Serotoninesyndroom: Er zijn meldingen gemaakt van serotoninesyndroom bij het gebruik van 5-HT3-antagonisten alleen of in combinatie met andere serotonerge geneesmiddelen (zoals SSRI's en SNRI's; observeer patiënten voldoende voor serotoninesyndroom-achtige symptomen.
Onderzoeksgegevens: Wees voorzichtig bij patiënten ouder dan 75 jaar, vanwege de lange halfwaardetijd van de werkzame stoffen en de beperkte ervaring bij deze populatie. Wees voorzichtig bij patiënten met een ernstige leverfunctiestoornis, aangezien er relatief weinig gegevens beschikbaar zijn bij deze patiënten. De veiligheid en werkzaamheid van dit geneesmiddel bij pediatrische patiënten en terminale nierinsufficiëntie zijn niet vastgesteld.
Overdosering
Neem voor informatie over symptomen en behandeling van een vergiftiging met netupitant/palonosetron contact op met het Nationaal Vergiftigingen Informatie Centrum.
Eigenschappen
Netupitant is een selectieve antagonist van substantie-P/neurokinine-1 (NK1-receptoren. Palonosetron is een 5HT3-receptorantagonist met weinig tot geen affiniteit voor andere receptoren.
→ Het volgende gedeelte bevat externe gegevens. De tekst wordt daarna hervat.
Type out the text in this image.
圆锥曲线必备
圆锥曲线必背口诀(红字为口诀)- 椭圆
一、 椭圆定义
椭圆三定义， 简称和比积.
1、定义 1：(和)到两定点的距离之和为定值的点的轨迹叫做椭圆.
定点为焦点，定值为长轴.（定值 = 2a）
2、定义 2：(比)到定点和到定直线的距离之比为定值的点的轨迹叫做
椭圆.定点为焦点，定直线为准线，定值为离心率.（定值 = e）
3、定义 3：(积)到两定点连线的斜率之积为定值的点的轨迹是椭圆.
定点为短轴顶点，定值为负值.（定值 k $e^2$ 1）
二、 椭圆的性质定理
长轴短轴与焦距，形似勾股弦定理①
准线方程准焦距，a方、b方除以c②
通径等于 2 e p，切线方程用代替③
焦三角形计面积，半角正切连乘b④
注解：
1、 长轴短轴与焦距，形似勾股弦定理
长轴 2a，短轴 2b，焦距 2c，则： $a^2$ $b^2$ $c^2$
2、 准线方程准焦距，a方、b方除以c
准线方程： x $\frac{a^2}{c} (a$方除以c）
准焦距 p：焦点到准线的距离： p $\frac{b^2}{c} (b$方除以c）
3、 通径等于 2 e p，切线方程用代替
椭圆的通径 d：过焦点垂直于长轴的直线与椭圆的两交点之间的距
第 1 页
Chemotherapeutische middelen veroorzaken misselijkheid en braken doordat zij de afgifte stimuleren van serotonine door enterochromaffiene cellen van de dunne darm. Vervolgens activeert serotonine de 5HT3-receptoren op vagale afferenten, waardoor een braakreflex ontstaat.
Activering van NK1-receptoren door substantie-P wordt in verband gebracht met vertraagde emesis.
Kinetische gegevens
T max | ca. 5 uur (netupitant) |
V d | 6,9 l/kg (netupitant) |
Eiwitbinding | > 97–99% (netupitant) |
Metabolisering | snelle metabolisering via CYP3A4 en in mindere mate via CYP2D6 en CYP2C9 (netupitant). Netupitant is een matige CYP3A4-remmer. |
Eliminatie | 70% met de feces (netupitant). |
T 1/2el | 88 uur (netupitant). |
V d | 6,9–7,9 l/kg (palonosetron). |
Metabolisering | gedeeltelijk gemetaboliseerd, via CYP2D6 en in mindere mate via CYP3A4 en CYP1A2 (palonosetron). |
Eliminatie | 80% met de urine, deels onveranderd en deels als metaboliet (palonosetron). |
T 1/2el | 40 uur, maar bij 10% van de patiënten > 100 uur; 21–37 uur bij kinderen (palonosetron). |
Uitleg afkortingen
F | biologische beschikbaarheid (fractie van de dosis die in de systemische circulatie verschijnt) |
T max | tijdsduur tot maximale bloedspiegel na toediening |
V d | verdelingsvolume (fictief volume waarin een geneesmiddel zich verdeelt over het lichaam) |
T 1/2 | plasmahalfwaardetijd (tijd die nodig is om een bepaalde plasmaconcentratie te halveren) |
T 1/2el | plasmahalfwaardetijd in de eliminatiefase, terminale halfwaardetijd |
Groepsinformatie
netupitant/palonosetron hoort bij de groep 5HT3-antagonisten.